The installed version worked out perfectly, again, with inches to spare, and the multistorey spiral tube slide no-enchroachment zone narrowly missing the protective surfacing zone of the surrounding features.
The Stainless Steel Retrofit: An Engineering Necessity
About a year after the park opened, a new challenge emerged. The 20-foot-high plastic spiral tube slide began to show significant stress cracks. Upon inspection, we noted a shortfall in the original manufacturer’s engineering—the plastic walls were only about 1/8" thick. In the high-UV, high-wind environment of the Canadian Prairies, this material was simply under-engineered for the task.
When the original manufacturer declined the warranty claim, the City turned to BDI for a permanent solution. We proposed a brand-agnostic stainless steel slide retrofit. The project required extreme 3D modeling prowess; we needed to manufacture a slide that would hit every single existing support post with zero margin for error.
The transition from plastic back to the shimmering metallic finish originally envisioned for the park sparked a lively debate among Lethbridge residents.

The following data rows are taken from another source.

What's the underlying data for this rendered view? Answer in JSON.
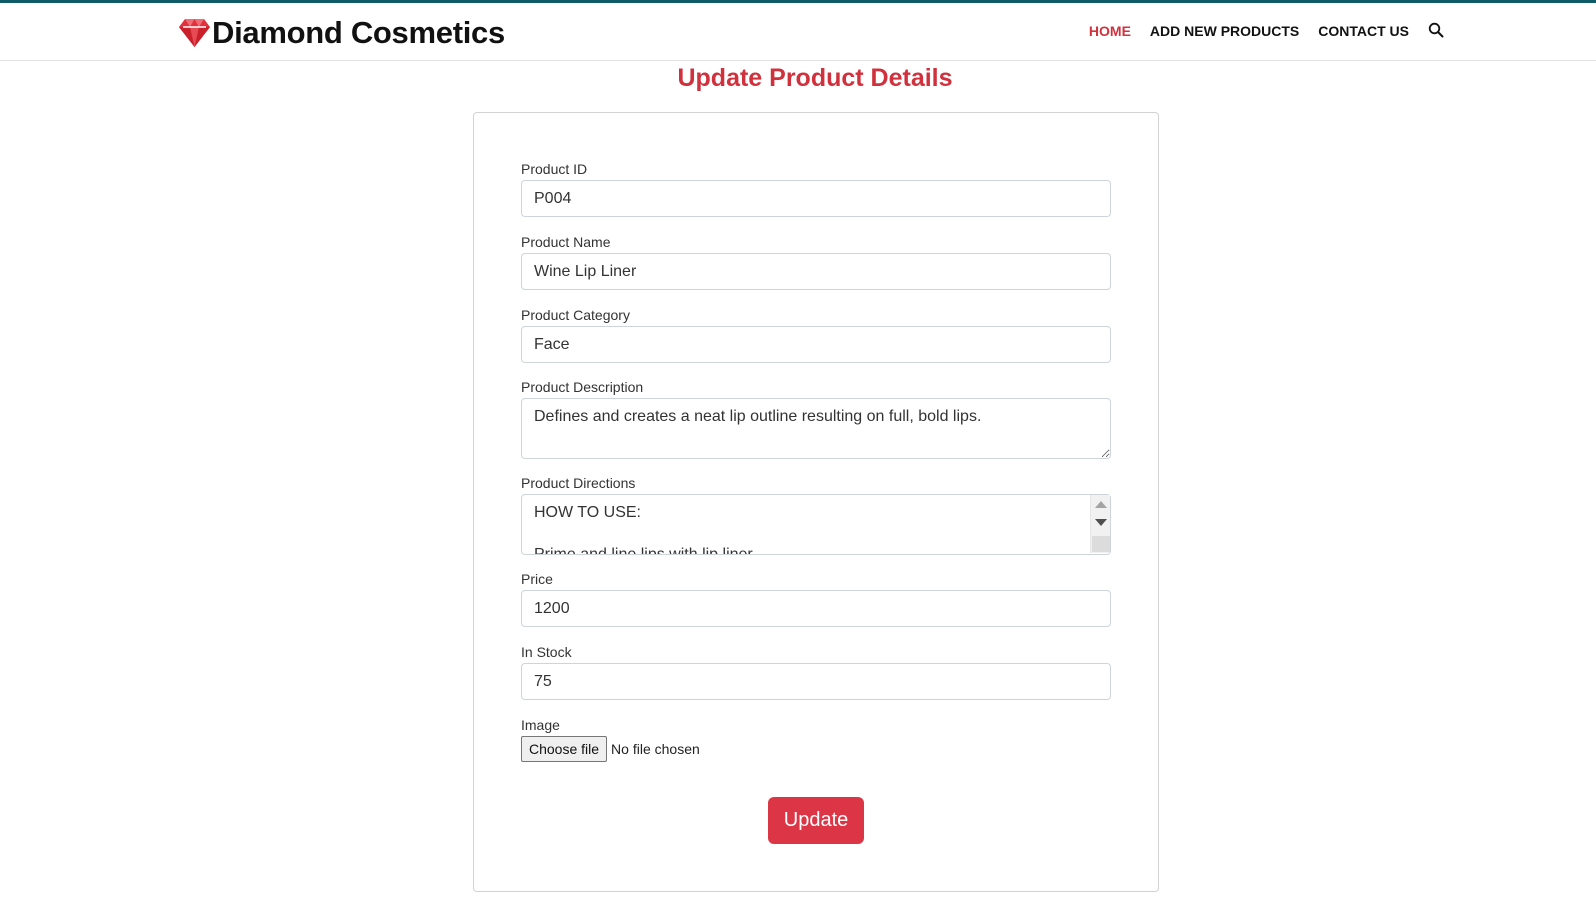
{
  "brand": {
    "name": "Diamond Cosmetics",
    "logo_icon": "diamond-icon",
    "logo_color": "#e0313c"
  },
  "nav": {
    "items": [
      {
        "label": "HOME",
        "active": true
      },
      {
        "label": "ADD NEW PRODUCTS",
        "active": false
      },
      {
        "label": "CONTACT US",
        "active": false
      }
    ],
    "search_icon": "search-icon"
  },
  "page": {
    "title": "Update Product Details"
  },
  "form": {
    "product_id": {
      "label": "Product ID",
      "value": "P004"
    },
    "product_name": {
      "label": "Product Name",
      "value": "Wine Lip Liner"
    },
    "product_category": {
      "label": "Product Category",
      "value": "Face"
    },
    "product_description": {
      "label": "Product Description",
      "value": "Defines and creates a neat lip outline resulting on full, bold lips."
    },
    "product_directions": {
      "label": "Product Directions",
      "value": "HOW TO USE:\n\nPrime and line lips with lip liner."
    },
    "price": {
      "label": "Price",
      "value": "1200"
    },
    "in_stock": {
      "label": "In Stock",
      "value": "75"
    },
    "image": {
      "label": "Image",
      "button_label": "Choose file",
      "status": "No file chosen"
    },
    "submit_label": "Update"
  },
  "colors": {
    "accent": "#d0313c",
    "button": "#dc3545",
    "topline": "#0e5a66"
  }
}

Local social media was rife with concerns about the heat, with one memorable resident suggesting that children would go in one end and "fried chicken nuggets" would come out the other.

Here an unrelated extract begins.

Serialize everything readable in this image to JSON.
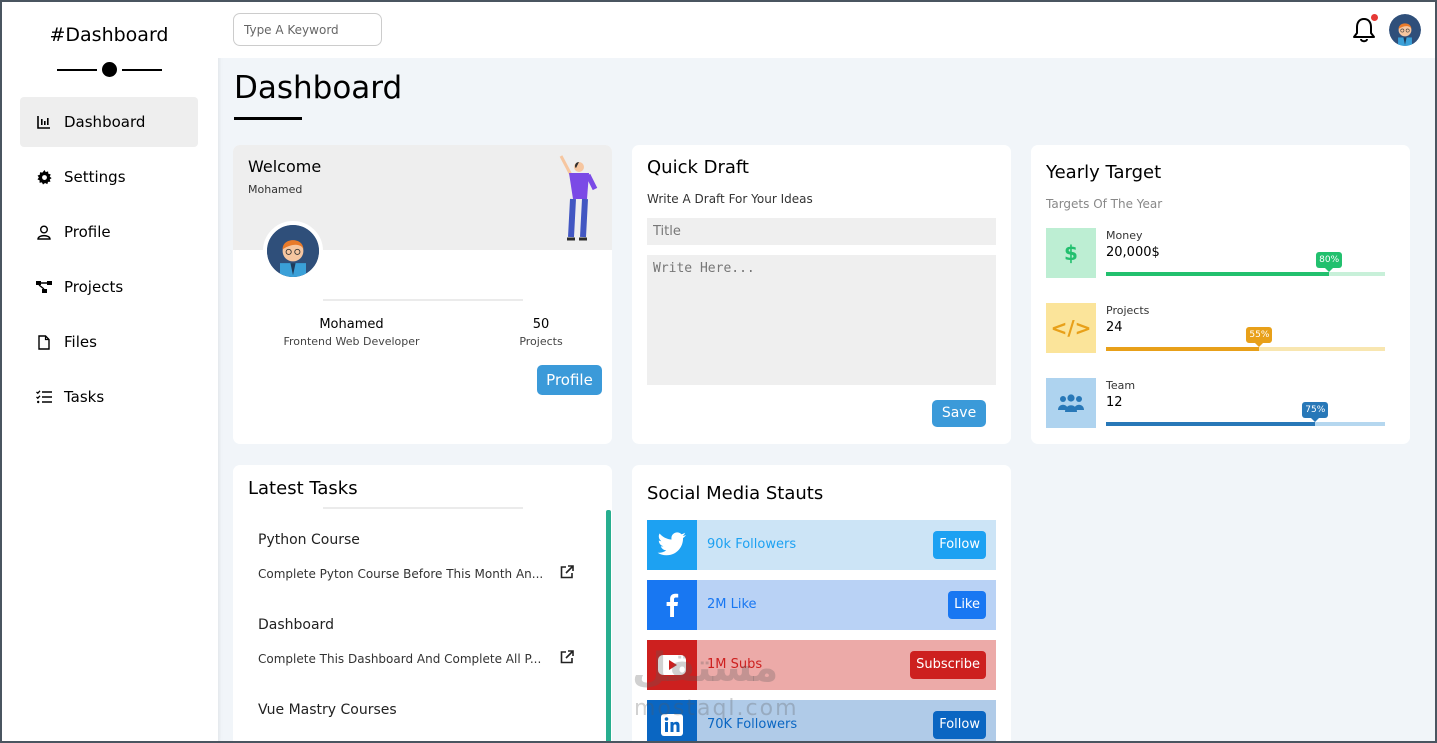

As summer hit, the "Nugget Theory" was quickly put to rest. The orientation ensured the tower itself provided shade during the most intense afternoon heat, and because the interior sliding surface is shielded by the tube, it remained cool to the touch. In fact, the stainless steel improved the experience significantly; the light-reflective interior turned a formerly dark tunnel into a bright, space-age adventure.
The most impressive part about the result was the sliding experience. The original slide, being comprised of large corner sections fastened together, bumped and tossed the user as they went down the pitch-black slide interior. However, with our stainless-steel solution, we were able to reconstruct the trajectory in a perfect sweep, transitioning it an ultra-fast, bright, and smooth glide down to the bottom. We also intentionally increased the steepness, pushing the limits of what the CSA Z614 standard allows, making it the fastest, smoothest, and funnest playground slide many of us have ever been on.
A Quick Breakdown of Specifics
| Engineering Factor | Original Plastic Slide | BDI Stainless Solution |
|---|---|---|
| Trajectory Design | Faceted segments; trajectory 'jolts' at every molded joint | Continuous-Helix; laser-cut wedges create a fluid sweeping motion |
| Material Integrity | 1/8" wall thickness; prone to fatigue and UV cracking | Industrial-gauge Stainless; engineered for decades of high-traffic use |
| Installation & Service | Standard sleeve joints; requires two-person maintenance | BDI External Structural Flange-Lock; single-operator exterior maintenance |
| Performance | Inconsistent pitch and speed | Parametric pitch adjustment for an exhilarating, high-speed ride |
Results That Shine
The Legacy Park Stainless Steel Slide Retrofit is now one of the park’s most striking features. This "monstrosity" of a slide (in the best way possible) that draws the eye to the center of the playground. It serves as a reminder that while plastic has its place, certain heights and climates demand the uncompromising strength of stainless steel.
At BDI, we don't just sell components; we provide the engineering rescues and material upgrades that keep North American parks safe and spectacular.